It’s hard for Leon Benjamin to find clothes to fit his six-foot-five-inch frame. Saturday he nabbed not only nifty matching blue sweat shirt and sweat pants—as well as a lead on a permanent apartment of his own.
The transaction occurred Saturday afternoon as Benjamin was among hundreds of people—many homeless or like him in transitional housing—who took advantage of “Operation Love-A-Fair Freemarket for All.”
The second annual free flea market was an extravaganza of volunteerism, with over 50 volunteers joining Jesse Hardy (at left in photo with Benjamin), the grassroots homeless activist, in assembling a huge range of clothes and shoes for people of all sizes.
The extensive selection spread out on hanging racks and in bags on the Green under bright sunshine and in defiance of the mud that lurched up from under the melting snow.
Justin Burnett, Brandon Chandler, and Cedric Joyner (pictured) and other members of the emerging New Haven Minor League football team, the New Haven Venom, were among the many community-minded folks whom Hardy has drawn into his project.
Hardy’s initiative uses flea markets, haircuts, and other visible allures to address in creative ways deeper problems of the homeless, such as reestablishing and maintaining personal connections and finding apartments.
Both were on display Sunday as Marcey Jones (pictured), the project’schief administrative officer, showed off J-HOP’s new tag, with several 24/7 phone numbers that each and every homeless person was offered when they showed up and registered at the fair.
Within the first hour of the noon to 5 p.m. event, she said, more than 200 people had registered and received the J-HOP ID tag.
Jones explained the purpose of the numbered tag: “If they’re found, if they’re incoherent,” there will be a number and a contact, namely J-HOP.
“I’ll give them clothes and food all day.

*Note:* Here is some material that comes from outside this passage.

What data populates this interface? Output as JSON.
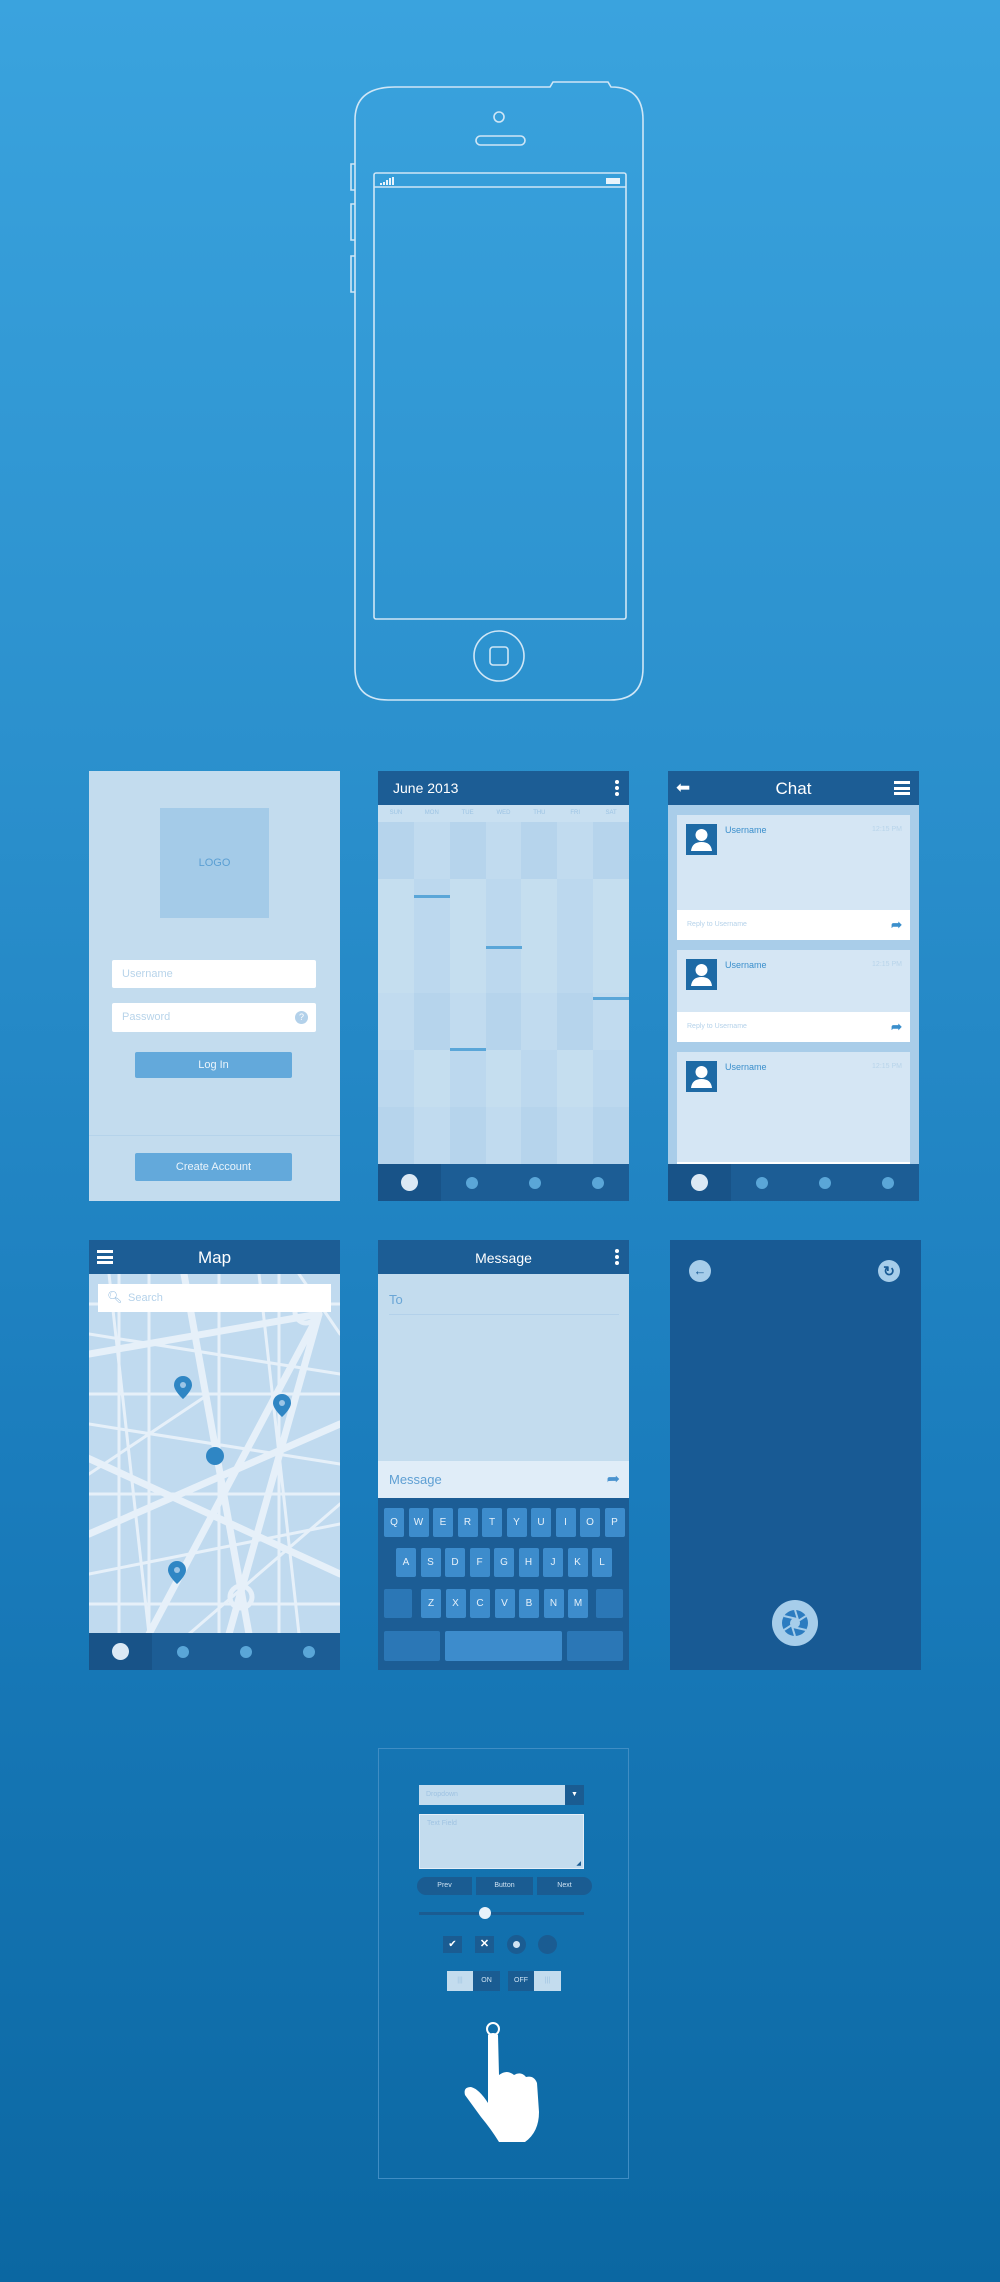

It’s time to pick it up. We’re their family,” Jones added.
Hardy has picked it up in terms of what he views as the chief problem of the homeless: affordable housing. “They’ll go to jail just to stay warm,” Hardy said.

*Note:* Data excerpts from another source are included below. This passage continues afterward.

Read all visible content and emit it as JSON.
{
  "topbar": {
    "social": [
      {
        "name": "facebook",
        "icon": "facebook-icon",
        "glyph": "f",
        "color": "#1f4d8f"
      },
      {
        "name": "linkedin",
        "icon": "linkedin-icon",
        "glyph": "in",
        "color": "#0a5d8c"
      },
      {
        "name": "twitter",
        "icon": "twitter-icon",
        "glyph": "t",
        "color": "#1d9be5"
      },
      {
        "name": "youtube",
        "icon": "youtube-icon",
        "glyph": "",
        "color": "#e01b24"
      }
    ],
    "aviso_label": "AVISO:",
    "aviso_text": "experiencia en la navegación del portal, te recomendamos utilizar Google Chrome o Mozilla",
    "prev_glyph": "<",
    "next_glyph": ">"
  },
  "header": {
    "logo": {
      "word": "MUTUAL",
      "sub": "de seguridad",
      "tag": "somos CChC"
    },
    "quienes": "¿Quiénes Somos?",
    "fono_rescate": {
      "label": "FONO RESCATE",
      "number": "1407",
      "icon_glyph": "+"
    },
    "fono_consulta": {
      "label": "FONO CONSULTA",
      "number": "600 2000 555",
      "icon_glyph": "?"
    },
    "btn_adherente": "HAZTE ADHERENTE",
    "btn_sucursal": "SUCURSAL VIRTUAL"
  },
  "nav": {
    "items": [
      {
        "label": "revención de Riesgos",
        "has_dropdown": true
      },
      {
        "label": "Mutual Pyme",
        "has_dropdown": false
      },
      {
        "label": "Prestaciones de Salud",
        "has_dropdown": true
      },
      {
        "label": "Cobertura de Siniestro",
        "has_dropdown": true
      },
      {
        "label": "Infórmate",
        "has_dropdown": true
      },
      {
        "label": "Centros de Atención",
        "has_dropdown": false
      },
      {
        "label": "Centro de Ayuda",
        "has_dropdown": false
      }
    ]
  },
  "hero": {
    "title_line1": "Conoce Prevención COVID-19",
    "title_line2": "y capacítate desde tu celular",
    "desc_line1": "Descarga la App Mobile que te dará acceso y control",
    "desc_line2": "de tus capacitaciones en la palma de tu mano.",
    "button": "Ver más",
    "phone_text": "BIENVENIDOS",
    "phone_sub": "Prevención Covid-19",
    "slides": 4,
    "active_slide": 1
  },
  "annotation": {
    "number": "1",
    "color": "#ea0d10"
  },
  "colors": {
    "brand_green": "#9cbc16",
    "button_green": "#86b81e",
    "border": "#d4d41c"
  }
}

So he is finding them apartments. Hardy claimed to have at least one landlord who has offered 20 apartments to folks whom Hardy will select and help to screen. Ten apartment will be for free for an undetermined amount of time, and ten for an affordable low rental.

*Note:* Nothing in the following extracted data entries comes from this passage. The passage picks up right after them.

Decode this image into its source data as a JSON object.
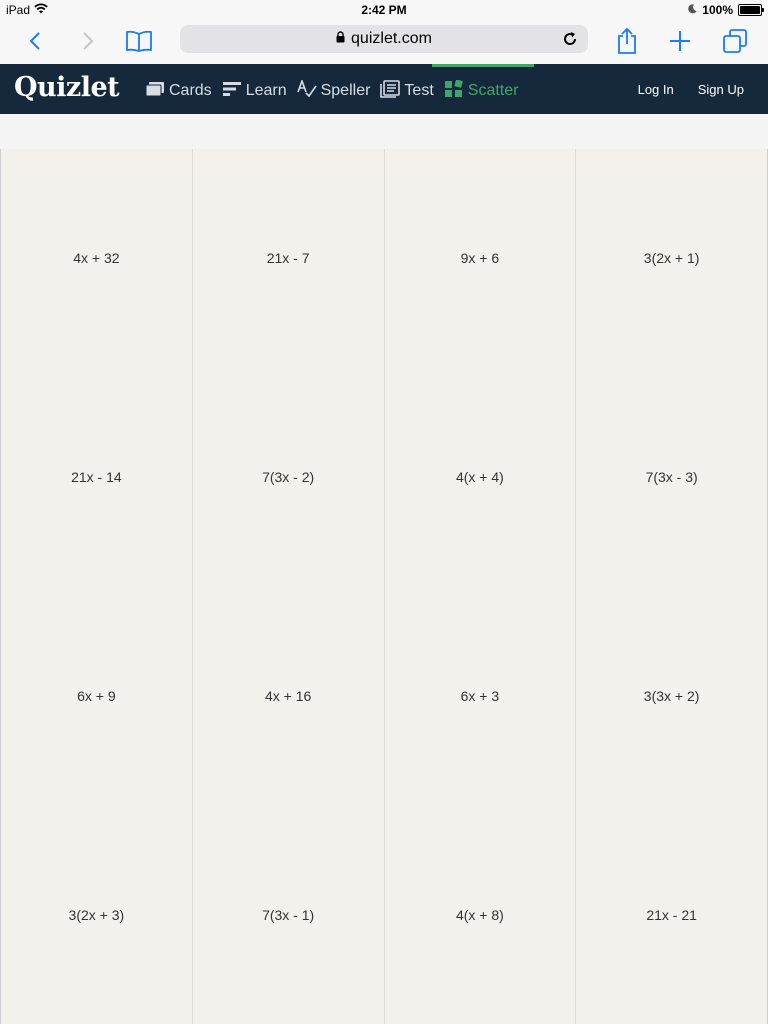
{
  "status_bar": {
    "device": "iPad",
    "time": "2:42 PM",
    "battery": "100%"
  },
  "browser": {
    "url": "quizlet.com",
    "icons": [
      "back-icon",
      "forward-icon",
      "bookmarks-icon",
      "lock-icon",
      "reload-icon",
      "share-icon",
      "new-tab-icon",
      "tabs-icon"
    ]
  },
  "header": {
    "logo": "Quizlet",
    "nav": [
      {
        "label": "Cards",
        "icon": "cards-icon"
      },
      {
        "label": "Learn",
        "icon": "learn-icon"
      },
      {
        "label": "Speller",
        "icon": "speller-icon"
      },
      {
        "label": "Test",
        "icon": "test-icon"
      },
      {
        "label": "Scatter",
        "icon": "scatter-icon",
        "active": true
      }
    ],
    "login": "Log In",
    "signup": "Sign Up",
    "colors": {
      "bg": "#15283c",
      "active": "#3ea66a"
    }
  },
  "cards": [
    "4x + 32",
    "21x - 7",
    "9x + 6",
    "3(2x + 1)",
    "21x - 14",
    "7(3x - 2)",
    "4(x + 4)",
    "7(3x - 3)",
    "6x + 9",
    "4x + 16",
    "6x + 3",
    "3(3x + 2)",
    "3(2x + 3)",
    "7(3x - 1)",
    "4(x + 8)",
    "21x - 21"
  ]
}
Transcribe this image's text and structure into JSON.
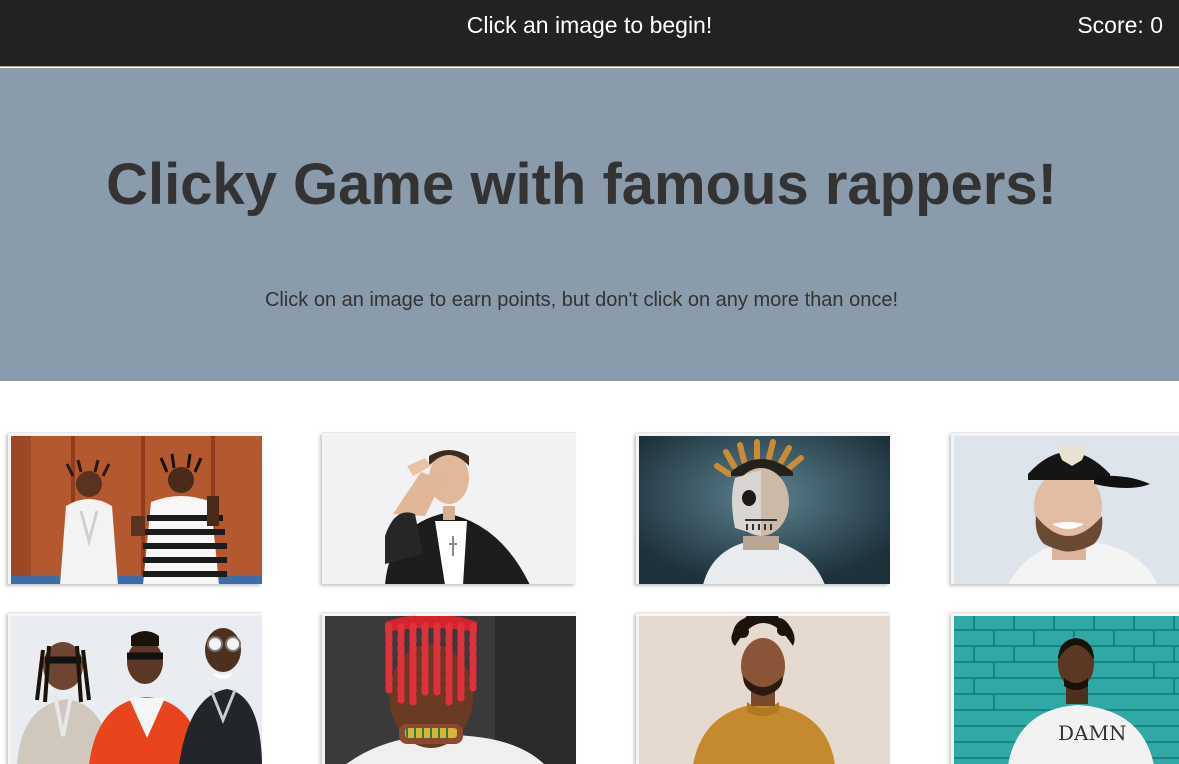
{
  "navbar": {
    "message": "Click an image to begin!",
    "score_label": "Score: 0"
  },
  "hero": {
    "title": "Clicky Game with famous rappers!",
    "subtitle": "Click on an image to earn points, but don't click on any more than once!"
  },
  "cards": [
    {
      "name": "rapper-card-duo-orange-wall"
    },
    {
      "name": "rapper-card-pointing-leather-jacket"
    },
    {
      "name": "rapper-card-skull-face"
    },
    {
      "name": "rapper-card-black-cap-smiling"
    },
    {
      "name": "rapper-card-trio-sunglasses"
    },
    {
      "name": "rapper-card-red-braids"
    },
    {
      "name": "rapper-card-afro-mustard-shirt"
    },
    {
      "name": "rapper-card-teal-brick-wall"
    }
  ],
  "card_art": {
    "damn_shirt_text": "DAMN"
  }
}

Leon Benjamin may be one of the lucky ones to nab such an apartment.
Benjamin and Hardy stood to the side of the busy flea market and discussed the issue.
Benjamin is now in temporary housing in a program for recovering alcoholics. He’s a senior, age 63, on SSI disability with an income of about $650 a month. Hardy wanted to know if he’s had apartments before, and if so, how it went.
Benjamin answered, yes, many. He’s looking for a place where utilities are included. He has applied and is on many lists. Waiting lists, like at Bella Vista. The lists are long.
“I can make a call,” Hardy said.
Then he pressed further: “You never got kicked out of developments?”
“No. I never had a problem with rent, but electricity.”
“You’re looking [to be able to pay] what? About $200 a month?”
“Yes. With utilities. Those are killing me.”
“We’re going to absolutely find you a place.”
Hardy said the apartment donor wants to remain anonymous, for now. He said he will continue to work to find other landlords to help address the issue, but, of course, screening is a problem. The one placement he has made with his current stock of offered rooms did not work out. He said he will need to do more thorough screening of other candidates with officials at Columbus House and the other shelters in town.
Benjamin walked off not only with new free sweats that will fit his unusually long 36-inch inseam in the leg, but with a touch of genuine hope.